Рассказал Измайлов, что старые мореходы свидетелями были того, как огнедышащие сопки суда забрасывали камнями величиной с добрый коч. Плюнет камушком сопка такая и затаится. И неведомо, когда проснется и в другой раз камушками заиграет. А то еще и пеплом сопки суда заваливали.
О пепле Измайлов вовсе как о небылице рассказывал. Что-де, мол, такой пепел, бывало, сопки эти сыпали, что и днем солнца не видно. Ночь вроде бы черная стоит.
— И не приведи господь, — сказал, — в это время дождь ударит. Пепел корой схватывается и палубу и все снасти залепляет. Бывает, что паруса рвет. Хрупкими паруса становятся. Ломаются, как ледок.
Мужики, стоящие вокруг, слушали, разинув рты.
Далеко от галиота, но все же видимые хорошо, шли в море киты, построившись в кильватер.
— Что те гуси! — сказал один из ватажников.
Над китовыми горбами фонтанами взбрасывалась вода. Киты шли быстро, забирая к северу.

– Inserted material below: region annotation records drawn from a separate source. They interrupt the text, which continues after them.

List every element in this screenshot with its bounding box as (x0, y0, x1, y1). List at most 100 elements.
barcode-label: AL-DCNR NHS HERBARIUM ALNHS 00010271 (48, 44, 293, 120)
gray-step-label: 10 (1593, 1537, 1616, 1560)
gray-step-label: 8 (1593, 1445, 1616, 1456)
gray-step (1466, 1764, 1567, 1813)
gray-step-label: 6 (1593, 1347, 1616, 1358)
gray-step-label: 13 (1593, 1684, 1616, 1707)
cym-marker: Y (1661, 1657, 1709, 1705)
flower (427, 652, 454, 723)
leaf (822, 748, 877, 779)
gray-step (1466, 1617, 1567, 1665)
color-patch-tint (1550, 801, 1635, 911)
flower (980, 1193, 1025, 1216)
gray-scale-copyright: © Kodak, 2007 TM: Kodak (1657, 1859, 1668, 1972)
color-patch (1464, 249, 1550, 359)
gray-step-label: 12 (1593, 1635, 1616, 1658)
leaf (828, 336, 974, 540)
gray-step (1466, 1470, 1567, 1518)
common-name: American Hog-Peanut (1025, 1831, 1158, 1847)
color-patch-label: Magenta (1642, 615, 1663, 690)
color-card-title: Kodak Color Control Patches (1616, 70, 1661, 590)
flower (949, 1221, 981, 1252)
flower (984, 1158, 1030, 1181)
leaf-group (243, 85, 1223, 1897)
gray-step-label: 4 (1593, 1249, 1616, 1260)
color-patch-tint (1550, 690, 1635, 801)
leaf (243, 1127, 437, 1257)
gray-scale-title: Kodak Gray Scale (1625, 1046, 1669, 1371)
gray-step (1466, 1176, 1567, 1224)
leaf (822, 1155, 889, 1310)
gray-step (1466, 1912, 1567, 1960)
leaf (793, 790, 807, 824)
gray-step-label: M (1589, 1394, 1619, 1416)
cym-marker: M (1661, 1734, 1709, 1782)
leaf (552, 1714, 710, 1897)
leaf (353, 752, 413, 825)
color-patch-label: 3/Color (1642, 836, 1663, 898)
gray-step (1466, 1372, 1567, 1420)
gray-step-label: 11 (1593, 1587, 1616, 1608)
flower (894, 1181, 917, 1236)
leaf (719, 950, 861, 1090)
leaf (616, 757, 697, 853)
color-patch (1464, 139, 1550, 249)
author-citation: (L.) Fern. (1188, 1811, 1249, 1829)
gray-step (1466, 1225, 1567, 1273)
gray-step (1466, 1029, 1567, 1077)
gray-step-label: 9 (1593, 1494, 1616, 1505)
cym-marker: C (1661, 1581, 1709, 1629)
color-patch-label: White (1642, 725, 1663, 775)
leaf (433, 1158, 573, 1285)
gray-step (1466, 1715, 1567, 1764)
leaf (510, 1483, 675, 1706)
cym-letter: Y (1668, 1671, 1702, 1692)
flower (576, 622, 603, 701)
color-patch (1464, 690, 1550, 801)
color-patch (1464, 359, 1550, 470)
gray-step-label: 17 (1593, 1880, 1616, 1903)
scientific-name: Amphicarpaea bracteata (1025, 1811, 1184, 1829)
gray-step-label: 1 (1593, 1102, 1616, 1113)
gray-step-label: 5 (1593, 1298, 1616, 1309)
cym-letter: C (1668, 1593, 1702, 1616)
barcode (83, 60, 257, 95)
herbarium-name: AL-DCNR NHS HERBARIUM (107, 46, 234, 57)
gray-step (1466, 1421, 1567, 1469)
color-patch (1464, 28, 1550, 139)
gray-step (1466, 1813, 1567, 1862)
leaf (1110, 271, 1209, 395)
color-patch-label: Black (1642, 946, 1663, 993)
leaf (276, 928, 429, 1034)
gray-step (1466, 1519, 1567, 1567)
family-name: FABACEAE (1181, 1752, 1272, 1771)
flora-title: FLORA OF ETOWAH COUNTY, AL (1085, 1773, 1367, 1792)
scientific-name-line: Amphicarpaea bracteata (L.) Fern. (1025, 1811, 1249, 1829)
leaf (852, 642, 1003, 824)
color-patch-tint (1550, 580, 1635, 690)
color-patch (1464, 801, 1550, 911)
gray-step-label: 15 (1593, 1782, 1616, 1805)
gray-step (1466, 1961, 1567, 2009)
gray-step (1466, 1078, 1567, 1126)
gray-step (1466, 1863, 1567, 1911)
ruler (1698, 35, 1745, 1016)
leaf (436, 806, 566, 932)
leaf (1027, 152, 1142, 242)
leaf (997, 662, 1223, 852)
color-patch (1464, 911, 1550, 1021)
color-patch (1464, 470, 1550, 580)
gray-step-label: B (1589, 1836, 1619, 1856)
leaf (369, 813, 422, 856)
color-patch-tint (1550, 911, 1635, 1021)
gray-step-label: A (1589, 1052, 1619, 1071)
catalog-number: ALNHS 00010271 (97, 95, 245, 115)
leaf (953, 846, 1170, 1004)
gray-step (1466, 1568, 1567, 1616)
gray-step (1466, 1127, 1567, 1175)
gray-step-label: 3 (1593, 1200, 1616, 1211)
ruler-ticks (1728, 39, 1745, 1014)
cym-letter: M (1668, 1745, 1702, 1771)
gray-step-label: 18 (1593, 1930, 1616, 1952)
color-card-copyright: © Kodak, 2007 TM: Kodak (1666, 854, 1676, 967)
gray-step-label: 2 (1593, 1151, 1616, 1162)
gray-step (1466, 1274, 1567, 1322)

— Ишь, — сказал Измайлов, — нашим курсом идут. Видно, тоже к островам прибиваются.
Подошел Самойлов. Приборка на палубе была закончена, галиот сверкал чистотой. Киты ушли за горизонт.
Приметно стало, что галиот потерял в скорости. За кормой не стало пенного следа.
Измайлов взглянул на паруса. Они обмякли и висели на мачтах складками.
— Падает ветер, — сказал капитан Шелихову.
Солнце припекало все сильнее. Корабль обсох и четко рисовался мачтами на синем небе. На палубу вытащили бачки с похлебкой из рыбы. Ватажники сели вокруг бачков. Измайлов ходил вдоль борта, стучал каблуками, хмурился. Облака у горизонта набирали силу и опускались ниже к морю. Скорость совсем упала.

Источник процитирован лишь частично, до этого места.